Federal health regulators have launched an investigation into a Kaiser Permanente kidney transplant program that reportedly put hundreds of patients’ lives at risk by bungling paperwork that prolonged or canceled procedures.

Investigators interviewed Kaiser staff on Monday and began reviewing internal documents to determine if Kaiser’s San Francisco center violated federal funding standards, said Jeff Flick, regional administrator of the U.S. Centers for Medicare and Medicaid Services.

Kaiser spokesman Rick Malaspina said the hospital is cooperating with the investigation.

Oakland-based Kaiser, the nation’s largest not-for-profit health maintenance organization, administers health plans, operates several medical centers and employs about 11,000 physicians. Of its 8.4 million members, about 3.2 million are in northern California.

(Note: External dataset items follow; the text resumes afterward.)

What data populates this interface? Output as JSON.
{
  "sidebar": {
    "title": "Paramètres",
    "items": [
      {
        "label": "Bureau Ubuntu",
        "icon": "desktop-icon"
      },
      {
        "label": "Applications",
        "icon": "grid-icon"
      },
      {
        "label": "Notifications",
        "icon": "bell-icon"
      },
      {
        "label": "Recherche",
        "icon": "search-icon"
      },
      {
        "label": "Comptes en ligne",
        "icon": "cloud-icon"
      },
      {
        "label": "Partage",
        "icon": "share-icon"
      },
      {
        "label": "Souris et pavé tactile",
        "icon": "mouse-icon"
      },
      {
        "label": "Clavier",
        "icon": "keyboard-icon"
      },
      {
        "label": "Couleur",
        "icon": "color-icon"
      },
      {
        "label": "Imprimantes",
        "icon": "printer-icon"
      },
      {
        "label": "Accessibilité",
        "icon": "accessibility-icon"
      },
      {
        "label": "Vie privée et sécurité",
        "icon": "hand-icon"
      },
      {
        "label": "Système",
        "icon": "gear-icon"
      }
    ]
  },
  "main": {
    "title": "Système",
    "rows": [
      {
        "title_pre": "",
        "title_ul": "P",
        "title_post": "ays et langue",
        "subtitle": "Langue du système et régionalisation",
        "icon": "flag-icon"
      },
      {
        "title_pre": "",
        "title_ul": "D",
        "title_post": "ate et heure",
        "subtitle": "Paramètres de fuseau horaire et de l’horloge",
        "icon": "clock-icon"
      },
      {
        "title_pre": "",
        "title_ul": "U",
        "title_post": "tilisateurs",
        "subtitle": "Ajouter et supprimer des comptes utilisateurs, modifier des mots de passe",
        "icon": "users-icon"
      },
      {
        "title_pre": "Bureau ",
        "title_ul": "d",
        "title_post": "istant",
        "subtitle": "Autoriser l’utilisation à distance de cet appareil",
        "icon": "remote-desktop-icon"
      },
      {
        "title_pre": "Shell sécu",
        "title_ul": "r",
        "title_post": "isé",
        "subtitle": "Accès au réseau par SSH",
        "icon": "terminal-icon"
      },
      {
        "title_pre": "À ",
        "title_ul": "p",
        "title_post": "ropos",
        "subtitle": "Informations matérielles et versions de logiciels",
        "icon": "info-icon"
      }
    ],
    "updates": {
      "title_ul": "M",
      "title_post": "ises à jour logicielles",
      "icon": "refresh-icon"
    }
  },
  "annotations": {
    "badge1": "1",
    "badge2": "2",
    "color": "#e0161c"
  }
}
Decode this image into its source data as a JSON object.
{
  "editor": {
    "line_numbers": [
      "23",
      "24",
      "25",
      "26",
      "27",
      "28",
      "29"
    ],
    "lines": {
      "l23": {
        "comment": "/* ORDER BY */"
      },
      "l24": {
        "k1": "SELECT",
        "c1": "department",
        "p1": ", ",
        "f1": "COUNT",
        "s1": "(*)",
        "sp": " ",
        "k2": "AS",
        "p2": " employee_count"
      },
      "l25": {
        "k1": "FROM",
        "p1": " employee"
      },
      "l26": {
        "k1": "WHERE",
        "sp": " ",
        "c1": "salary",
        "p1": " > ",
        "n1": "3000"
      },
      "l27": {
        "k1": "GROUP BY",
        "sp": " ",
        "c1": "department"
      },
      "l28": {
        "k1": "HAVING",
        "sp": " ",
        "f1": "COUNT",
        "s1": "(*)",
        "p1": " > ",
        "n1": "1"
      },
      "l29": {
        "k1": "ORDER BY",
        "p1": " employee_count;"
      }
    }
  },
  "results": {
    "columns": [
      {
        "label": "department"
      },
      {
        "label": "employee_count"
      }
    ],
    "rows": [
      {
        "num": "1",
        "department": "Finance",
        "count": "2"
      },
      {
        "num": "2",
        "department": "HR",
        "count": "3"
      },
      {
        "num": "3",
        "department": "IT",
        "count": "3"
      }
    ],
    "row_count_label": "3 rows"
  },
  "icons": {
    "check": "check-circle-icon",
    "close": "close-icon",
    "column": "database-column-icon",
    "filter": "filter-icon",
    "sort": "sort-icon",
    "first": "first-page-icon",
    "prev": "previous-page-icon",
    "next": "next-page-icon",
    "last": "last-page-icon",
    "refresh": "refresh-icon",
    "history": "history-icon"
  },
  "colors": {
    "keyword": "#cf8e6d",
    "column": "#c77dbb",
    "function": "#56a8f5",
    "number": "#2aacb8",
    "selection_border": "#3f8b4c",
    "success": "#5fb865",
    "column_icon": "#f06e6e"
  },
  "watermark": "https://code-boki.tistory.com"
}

In 2004, Kaiser decided to perform kidney transplants in-house for Northern California members instead of contracting with University of California hospitals in San Francisco and Davis. But it failed to discuss with regulators the transfer of up to 1,500 patients to the new center, delaying some patients’ procedures, the Los Angeles Times reported last week.

In the program’s first full year, only 56 transplants were performed and twice that many people died waiting for a kidney, the newspaper reported. At other transplant centers across the state during that period, more than twice as many people received kidneys than died.

The state Department of Managed Health Care is already investigating whether Kaiser improperly referred patients to a program it knew was having troubles. The agency could fine Kaiser or take its managed care license.